The problem is that, clearly, nobody knew what they did and didn't have... The issue I have with Deutsch is that, according to the story, he behaved as some sort of a strange cross between an investor and a trader. That's always a recipe for some sort of nastiness, IMHO.
Would you be upset if Fidelity prevented you from buying MORE of a stock which ended up filing for bankruptcy? Or would you be thanking your lucky stars that you didn't throw good money after bad? Deutsch had $155 million dollars up with Fidelity, of which a large part was allocated to shares of this risky Chinese play. The article cites that GE had an original stake when it went public, its accounting firm was Price Waterhouse, and that O'learly believed the stock was worth $30. All that is fluff.
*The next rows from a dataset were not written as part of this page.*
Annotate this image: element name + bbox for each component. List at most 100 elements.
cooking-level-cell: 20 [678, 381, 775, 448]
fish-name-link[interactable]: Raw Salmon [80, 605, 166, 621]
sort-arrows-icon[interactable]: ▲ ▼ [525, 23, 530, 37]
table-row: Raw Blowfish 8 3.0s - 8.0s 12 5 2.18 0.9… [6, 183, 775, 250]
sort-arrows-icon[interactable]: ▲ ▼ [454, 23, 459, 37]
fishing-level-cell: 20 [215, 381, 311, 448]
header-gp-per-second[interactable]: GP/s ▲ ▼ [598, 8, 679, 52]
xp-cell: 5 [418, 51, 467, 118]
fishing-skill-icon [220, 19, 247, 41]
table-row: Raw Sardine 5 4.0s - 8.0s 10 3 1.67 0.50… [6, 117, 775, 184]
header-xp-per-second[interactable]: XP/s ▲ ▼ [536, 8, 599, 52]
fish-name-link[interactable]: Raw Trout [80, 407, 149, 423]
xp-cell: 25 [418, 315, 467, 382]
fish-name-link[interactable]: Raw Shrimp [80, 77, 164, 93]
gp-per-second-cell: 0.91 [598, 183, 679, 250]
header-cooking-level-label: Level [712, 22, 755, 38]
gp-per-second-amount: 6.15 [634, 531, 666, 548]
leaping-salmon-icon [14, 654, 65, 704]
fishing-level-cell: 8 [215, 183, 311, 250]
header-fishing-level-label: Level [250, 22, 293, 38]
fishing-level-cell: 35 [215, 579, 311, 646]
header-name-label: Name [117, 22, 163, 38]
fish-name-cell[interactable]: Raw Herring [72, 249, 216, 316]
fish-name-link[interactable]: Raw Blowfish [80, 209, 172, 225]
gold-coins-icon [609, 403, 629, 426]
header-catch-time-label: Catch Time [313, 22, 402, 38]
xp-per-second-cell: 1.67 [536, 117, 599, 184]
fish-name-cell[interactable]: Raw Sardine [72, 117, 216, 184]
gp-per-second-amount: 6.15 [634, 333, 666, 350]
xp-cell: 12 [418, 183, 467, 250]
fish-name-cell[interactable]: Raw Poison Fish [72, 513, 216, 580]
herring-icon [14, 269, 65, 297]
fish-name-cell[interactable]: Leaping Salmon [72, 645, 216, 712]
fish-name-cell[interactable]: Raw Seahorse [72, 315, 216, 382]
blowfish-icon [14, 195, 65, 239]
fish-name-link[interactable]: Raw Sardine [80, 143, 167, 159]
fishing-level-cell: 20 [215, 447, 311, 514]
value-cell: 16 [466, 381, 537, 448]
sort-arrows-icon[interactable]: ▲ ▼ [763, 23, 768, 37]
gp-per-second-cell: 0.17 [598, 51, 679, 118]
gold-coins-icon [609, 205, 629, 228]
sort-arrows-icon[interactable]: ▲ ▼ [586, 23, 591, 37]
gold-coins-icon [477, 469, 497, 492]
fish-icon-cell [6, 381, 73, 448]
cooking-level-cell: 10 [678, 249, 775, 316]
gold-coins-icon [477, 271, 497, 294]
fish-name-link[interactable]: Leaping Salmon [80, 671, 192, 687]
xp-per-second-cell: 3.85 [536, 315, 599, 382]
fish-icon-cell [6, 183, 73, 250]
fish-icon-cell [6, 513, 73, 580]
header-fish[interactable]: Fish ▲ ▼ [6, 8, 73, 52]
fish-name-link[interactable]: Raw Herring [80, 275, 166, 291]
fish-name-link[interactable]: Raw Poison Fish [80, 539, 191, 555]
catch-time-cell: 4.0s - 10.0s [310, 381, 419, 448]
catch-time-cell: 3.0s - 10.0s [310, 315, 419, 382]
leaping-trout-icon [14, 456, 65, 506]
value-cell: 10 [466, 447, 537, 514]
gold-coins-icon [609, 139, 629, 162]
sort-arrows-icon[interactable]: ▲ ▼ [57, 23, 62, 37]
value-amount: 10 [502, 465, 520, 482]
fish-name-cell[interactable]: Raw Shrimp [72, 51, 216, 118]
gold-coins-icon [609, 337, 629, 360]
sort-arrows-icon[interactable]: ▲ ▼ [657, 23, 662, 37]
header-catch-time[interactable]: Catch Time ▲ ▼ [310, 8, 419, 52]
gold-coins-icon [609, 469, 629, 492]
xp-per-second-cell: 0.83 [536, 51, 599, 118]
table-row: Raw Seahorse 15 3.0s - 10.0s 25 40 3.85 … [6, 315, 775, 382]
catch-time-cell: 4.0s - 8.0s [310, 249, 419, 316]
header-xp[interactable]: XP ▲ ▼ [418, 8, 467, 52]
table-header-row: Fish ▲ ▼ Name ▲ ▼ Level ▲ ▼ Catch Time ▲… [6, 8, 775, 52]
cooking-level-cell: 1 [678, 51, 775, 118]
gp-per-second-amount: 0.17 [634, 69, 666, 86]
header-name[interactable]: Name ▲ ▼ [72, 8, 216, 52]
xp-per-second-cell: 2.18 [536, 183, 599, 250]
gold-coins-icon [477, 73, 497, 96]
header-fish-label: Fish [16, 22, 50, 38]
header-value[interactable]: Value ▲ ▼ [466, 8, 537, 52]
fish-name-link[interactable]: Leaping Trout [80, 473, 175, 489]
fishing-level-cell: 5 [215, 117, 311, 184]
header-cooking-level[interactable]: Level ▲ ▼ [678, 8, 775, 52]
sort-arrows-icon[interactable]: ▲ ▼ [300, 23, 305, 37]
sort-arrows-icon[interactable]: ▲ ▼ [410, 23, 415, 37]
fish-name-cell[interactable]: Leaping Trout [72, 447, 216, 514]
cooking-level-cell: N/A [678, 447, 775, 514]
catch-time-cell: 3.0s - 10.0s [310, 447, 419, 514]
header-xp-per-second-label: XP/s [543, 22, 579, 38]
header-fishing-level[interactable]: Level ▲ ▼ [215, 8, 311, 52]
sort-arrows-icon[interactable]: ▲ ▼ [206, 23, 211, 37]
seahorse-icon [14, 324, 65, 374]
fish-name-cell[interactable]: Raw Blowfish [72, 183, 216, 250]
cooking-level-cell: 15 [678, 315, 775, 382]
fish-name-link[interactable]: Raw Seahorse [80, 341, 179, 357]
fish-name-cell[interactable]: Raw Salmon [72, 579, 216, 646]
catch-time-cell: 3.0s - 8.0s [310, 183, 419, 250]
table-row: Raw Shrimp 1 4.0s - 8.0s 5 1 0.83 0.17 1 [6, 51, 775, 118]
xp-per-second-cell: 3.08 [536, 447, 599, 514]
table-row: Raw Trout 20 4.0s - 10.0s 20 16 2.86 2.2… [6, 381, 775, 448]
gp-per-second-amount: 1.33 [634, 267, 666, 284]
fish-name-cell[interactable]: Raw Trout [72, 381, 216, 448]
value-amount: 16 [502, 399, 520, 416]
My guess is the FINRA arbitration centers on whether or not Fidelity Capital Markets was allowed to purchase the required 1.8 million shares it needed in the open market to satisfy its compliance measures. Fidelity will claim that it was legally able to purchase the shares. The fact that it spiked up 300% is immaterial, that is what happens in a short squeeze. According to the article, China Medical had 5 million of its shares sold short. The dispute centers on whether or not Fidelity loaned out Deutsch's shares in particular. Fidelity claims the following: “Clients who choose to open a margin account sign margin agreements that consent to securities lending.” O'leary advised Deutsch to move the money from his margin account to a cash account, however my guess is it was too late, and Fidelity probably already loaned out his shares, which they will claim they were entitled to do. Again, if Deutsch didn't want Fidelity to loan out shares, then he could have done so by acquiring the shares in a cash account while the shares were still listed, before it went to the OTC. The stock he chose to accumulate was thinly traded, and Deutsch took a very high stakes bet, which ultimately didn't pan out when the firm filed for bankruptcy. Indeed, the article claims the following: "Deutsch’s investment in China Medical might have sunk to zero no matter how his brokerage had behaved." Ironically, Fidelity told him he "could sell" but instead Deutsch was still trying to buy. Perhaps he should have taken Fidelity's advice and just sold as much as possible when he had the chance to exit with a decent profit, instead of being a crusader and gain the 66% control he wanted. But he is from a very wealthy family with lots of money to burn, so to each his own.
Undoubtedly, Deutsch is trying to get Fidelity to pay for his bad bet, using everything that happened as an excuse. i guess it depends on what the rules are about shares already lent out of a margin account which are then moved to a cash account. How long does Fidelity have to recall and were they ever in violation of the customer's instructions? Also, what legitimate reason could Fidelity possibly have to prevent Deutsch from buying more? Their suggestion that they suspected manipulation sounds like bullsh1t and it's more likely that, as another poster suggested, they didn't want prices to go higher as they were getting the shares back.
Agreed. "Deutsch himself is undaunted. While he’s moved his brokerage account from Fidelity to Charles Schwab, his keenness for aggressive investing remains intact. So does his willingness to live with the consequences if his investments blow up, he says. But he staunchly rejects the notion that China Medical was a bad bet, and he’s spending a small fortune to prove Fidelity is at fault."